Bloomberg to promote electric taxis in cities
(AP) -- City authorities are often better placed than national governments to combat climate change, New York City Mayor Michael Bloomberg said Saturday, vowing to promote the use of electric taxis as he takes over the leadership of a global coalition of major cities.
The billionaire mayor urged delegates at the C40 conference in Hong Kong to wield the power of its large collective population, which accounts for about 1 in 12 people in the world.
C40 is a coalition of 40 cities. It was founded in 2005 with the aim of reducing carbon emissions. Nineteen other cities are affiliate members.
Those cities' huge car and taxi populations mean they have a huge role to play to cutting emissions, Bloomberg said.

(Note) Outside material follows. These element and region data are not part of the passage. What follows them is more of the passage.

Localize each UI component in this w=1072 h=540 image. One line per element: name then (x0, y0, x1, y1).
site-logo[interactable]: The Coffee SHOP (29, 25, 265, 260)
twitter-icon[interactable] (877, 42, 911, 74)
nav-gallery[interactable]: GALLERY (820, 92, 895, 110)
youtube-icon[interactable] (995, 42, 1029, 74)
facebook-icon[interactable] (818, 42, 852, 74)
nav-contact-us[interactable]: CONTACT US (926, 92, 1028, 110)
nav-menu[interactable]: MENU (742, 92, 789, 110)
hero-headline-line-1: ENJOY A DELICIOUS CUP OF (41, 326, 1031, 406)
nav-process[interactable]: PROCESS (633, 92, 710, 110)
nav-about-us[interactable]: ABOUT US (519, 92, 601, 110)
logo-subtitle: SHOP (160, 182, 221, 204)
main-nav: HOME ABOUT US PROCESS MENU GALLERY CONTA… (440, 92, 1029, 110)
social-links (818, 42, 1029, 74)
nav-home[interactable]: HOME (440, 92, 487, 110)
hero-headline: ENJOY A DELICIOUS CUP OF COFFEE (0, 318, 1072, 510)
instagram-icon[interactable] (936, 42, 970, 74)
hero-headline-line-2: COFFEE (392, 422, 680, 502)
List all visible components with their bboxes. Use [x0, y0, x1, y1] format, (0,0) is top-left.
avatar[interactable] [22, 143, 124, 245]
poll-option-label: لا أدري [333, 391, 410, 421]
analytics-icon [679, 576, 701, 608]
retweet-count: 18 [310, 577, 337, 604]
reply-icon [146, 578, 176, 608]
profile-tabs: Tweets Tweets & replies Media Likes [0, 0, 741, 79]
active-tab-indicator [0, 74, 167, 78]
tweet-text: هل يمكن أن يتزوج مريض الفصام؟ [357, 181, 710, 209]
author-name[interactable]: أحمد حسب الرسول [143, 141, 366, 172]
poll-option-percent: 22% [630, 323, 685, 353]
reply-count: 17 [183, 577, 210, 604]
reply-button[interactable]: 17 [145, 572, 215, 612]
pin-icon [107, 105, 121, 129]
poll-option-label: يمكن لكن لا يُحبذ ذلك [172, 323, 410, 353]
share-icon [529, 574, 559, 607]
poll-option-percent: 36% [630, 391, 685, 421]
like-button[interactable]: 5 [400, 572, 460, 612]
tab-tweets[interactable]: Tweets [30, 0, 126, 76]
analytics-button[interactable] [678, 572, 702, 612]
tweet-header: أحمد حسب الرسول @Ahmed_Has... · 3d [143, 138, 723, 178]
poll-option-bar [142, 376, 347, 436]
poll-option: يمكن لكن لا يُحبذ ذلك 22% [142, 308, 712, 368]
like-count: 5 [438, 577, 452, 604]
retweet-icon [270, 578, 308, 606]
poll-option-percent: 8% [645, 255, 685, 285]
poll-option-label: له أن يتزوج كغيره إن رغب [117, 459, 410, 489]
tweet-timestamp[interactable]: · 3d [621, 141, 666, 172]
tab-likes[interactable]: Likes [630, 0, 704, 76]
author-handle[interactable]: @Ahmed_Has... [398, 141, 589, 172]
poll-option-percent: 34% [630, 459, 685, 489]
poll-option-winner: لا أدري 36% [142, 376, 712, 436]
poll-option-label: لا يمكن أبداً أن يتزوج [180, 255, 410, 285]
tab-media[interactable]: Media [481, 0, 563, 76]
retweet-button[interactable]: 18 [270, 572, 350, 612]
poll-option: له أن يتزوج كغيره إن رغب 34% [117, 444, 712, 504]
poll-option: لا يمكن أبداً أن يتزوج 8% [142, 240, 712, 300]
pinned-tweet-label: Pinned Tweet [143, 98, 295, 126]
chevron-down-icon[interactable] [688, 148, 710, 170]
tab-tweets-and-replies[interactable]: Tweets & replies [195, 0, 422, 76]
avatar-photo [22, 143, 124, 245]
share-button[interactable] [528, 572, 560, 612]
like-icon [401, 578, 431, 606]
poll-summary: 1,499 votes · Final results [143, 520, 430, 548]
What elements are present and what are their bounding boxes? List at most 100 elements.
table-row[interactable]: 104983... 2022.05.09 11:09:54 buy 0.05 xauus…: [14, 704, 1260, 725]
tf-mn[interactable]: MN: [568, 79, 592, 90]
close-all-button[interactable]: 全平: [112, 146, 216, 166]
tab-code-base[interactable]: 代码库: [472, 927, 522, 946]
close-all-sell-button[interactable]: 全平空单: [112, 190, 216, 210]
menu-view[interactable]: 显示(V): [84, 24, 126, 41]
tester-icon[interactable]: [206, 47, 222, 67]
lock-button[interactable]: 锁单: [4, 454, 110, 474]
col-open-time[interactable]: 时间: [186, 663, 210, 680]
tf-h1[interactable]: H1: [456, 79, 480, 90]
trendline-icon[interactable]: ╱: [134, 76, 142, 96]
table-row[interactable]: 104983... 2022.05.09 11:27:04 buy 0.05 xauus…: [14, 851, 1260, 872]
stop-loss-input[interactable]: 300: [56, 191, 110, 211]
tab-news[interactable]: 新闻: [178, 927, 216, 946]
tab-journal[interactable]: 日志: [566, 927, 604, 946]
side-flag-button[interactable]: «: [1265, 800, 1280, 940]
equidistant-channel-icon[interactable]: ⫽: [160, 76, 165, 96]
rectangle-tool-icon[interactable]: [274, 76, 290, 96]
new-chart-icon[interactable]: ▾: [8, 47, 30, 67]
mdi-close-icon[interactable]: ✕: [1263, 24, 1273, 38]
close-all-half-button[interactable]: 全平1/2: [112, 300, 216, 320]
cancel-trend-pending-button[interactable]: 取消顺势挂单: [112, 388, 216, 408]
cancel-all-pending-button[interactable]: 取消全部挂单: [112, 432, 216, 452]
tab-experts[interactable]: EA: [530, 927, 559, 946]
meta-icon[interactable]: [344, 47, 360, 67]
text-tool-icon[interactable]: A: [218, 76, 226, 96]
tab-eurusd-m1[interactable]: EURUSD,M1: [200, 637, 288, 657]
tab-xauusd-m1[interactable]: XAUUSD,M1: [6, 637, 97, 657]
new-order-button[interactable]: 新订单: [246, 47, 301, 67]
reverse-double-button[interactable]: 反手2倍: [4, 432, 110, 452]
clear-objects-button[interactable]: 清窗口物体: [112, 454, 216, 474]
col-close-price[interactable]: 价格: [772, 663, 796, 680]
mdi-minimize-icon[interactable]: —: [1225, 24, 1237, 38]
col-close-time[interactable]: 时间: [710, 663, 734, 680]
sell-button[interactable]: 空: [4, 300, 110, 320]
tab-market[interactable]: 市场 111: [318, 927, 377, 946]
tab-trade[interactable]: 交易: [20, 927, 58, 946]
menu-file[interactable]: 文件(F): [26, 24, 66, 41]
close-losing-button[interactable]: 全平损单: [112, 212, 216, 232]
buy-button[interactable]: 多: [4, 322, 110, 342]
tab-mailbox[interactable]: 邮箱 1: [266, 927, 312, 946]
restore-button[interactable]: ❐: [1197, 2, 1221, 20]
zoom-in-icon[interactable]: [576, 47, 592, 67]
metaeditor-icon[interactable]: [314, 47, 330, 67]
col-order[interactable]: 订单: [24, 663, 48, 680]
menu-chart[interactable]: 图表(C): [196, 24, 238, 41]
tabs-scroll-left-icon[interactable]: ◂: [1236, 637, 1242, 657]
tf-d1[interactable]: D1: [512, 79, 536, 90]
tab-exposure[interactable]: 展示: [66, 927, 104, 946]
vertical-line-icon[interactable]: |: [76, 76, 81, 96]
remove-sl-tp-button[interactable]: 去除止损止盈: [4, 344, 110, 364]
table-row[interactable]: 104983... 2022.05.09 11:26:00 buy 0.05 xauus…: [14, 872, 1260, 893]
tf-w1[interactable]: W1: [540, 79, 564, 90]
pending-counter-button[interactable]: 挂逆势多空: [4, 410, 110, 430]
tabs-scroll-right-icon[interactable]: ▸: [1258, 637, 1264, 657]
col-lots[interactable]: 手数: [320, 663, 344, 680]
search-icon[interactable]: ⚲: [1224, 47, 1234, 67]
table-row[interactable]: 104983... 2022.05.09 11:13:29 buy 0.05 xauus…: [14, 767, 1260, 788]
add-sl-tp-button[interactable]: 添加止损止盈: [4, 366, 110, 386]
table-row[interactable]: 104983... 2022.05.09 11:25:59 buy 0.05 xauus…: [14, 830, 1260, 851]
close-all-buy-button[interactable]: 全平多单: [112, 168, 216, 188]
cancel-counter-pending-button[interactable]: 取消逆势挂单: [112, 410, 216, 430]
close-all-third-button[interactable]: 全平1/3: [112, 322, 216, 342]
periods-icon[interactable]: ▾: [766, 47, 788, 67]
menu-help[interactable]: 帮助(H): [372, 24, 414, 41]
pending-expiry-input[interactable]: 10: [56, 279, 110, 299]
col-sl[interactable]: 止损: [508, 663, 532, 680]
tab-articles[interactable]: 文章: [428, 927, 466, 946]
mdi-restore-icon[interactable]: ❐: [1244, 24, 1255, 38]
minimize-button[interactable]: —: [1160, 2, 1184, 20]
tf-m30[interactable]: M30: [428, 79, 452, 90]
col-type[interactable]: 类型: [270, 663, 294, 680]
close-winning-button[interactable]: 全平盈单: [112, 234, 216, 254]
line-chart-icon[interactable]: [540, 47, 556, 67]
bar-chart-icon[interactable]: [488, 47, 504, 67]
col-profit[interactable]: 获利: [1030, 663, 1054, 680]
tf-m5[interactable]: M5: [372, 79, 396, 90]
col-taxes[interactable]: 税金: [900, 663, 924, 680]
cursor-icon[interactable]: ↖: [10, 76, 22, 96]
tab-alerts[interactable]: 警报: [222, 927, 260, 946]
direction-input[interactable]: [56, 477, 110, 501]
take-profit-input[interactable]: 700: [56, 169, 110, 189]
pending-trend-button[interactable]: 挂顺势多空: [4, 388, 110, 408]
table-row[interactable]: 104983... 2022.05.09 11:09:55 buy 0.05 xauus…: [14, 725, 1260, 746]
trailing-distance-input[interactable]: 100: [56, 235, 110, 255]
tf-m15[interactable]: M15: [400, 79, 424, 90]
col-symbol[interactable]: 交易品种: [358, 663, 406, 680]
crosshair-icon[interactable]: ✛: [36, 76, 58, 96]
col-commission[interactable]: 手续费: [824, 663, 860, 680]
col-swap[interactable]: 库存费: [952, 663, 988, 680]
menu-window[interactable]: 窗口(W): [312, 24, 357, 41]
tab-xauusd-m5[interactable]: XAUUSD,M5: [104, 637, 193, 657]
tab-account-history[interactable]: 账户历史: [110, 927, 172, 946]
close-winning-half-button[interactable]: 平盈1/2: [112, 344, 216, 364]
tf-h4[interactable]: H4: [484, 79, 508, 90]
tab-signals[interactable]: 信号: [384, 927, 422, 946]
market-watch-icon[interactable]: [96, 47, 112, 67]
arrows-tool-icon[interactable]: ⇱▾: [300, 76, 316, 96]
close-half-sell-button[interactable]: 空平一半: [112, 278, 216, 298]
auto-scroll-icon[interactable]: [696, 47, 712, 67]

The 19 of the C40 cities where statistics were available are home to more than 20 million cars and 25 member city governments represented in the coalition have oversight of taxi fleets controlling more than 1 million cabs.
"Think of that - a million-plus autos, the most iconic vehicles in our downtowns, that we can start to work together to make more efficient and less polluting," he said.
He suggested that cities could agree on common taxi designs and place orders for the vehicles together - although he acknowledged later in comments to reporters that there would be practical difficulties in introducing the same electric taxis, because of differences in economics, regulations and safety standards.
But he said he is hopeful that cities with similar standards will work together.
"We've seen, I think again and again, how national governments have struggled, both at home and at the international stage, to take climate change actions," the mayor said in his speech. "Together, we have to fill the vacuum of leadership ourselves."
Global climate talks have stalled, with rich and poor countries at odds over how to split the burden of emission cuts and how to verify them. Most countries already say a binding treaty is unlikely at the upcoming U.N. climate conference in Cancun later this month.
Bloomberg, the founder of the financial information company by the same name, is a firm believer in the executive powers of city government, referring to the practice of installing energy-efficient electrical equipment in old buildings.
"Most of the things we talk about to improve the environment in New York City - it's a building code. That's a city function," he said.
Bloomberg, who succeeds Toronto Mayor David Miller as C40 chairman, also promised to improve information-sharing among cities during his two-year term by providing comparative studies of cities with similar characteristics.
The mayor, who takes the subway to work in New York, was scheduled to ride its Hong Kong counterpart later Saturday before returning home in the evening.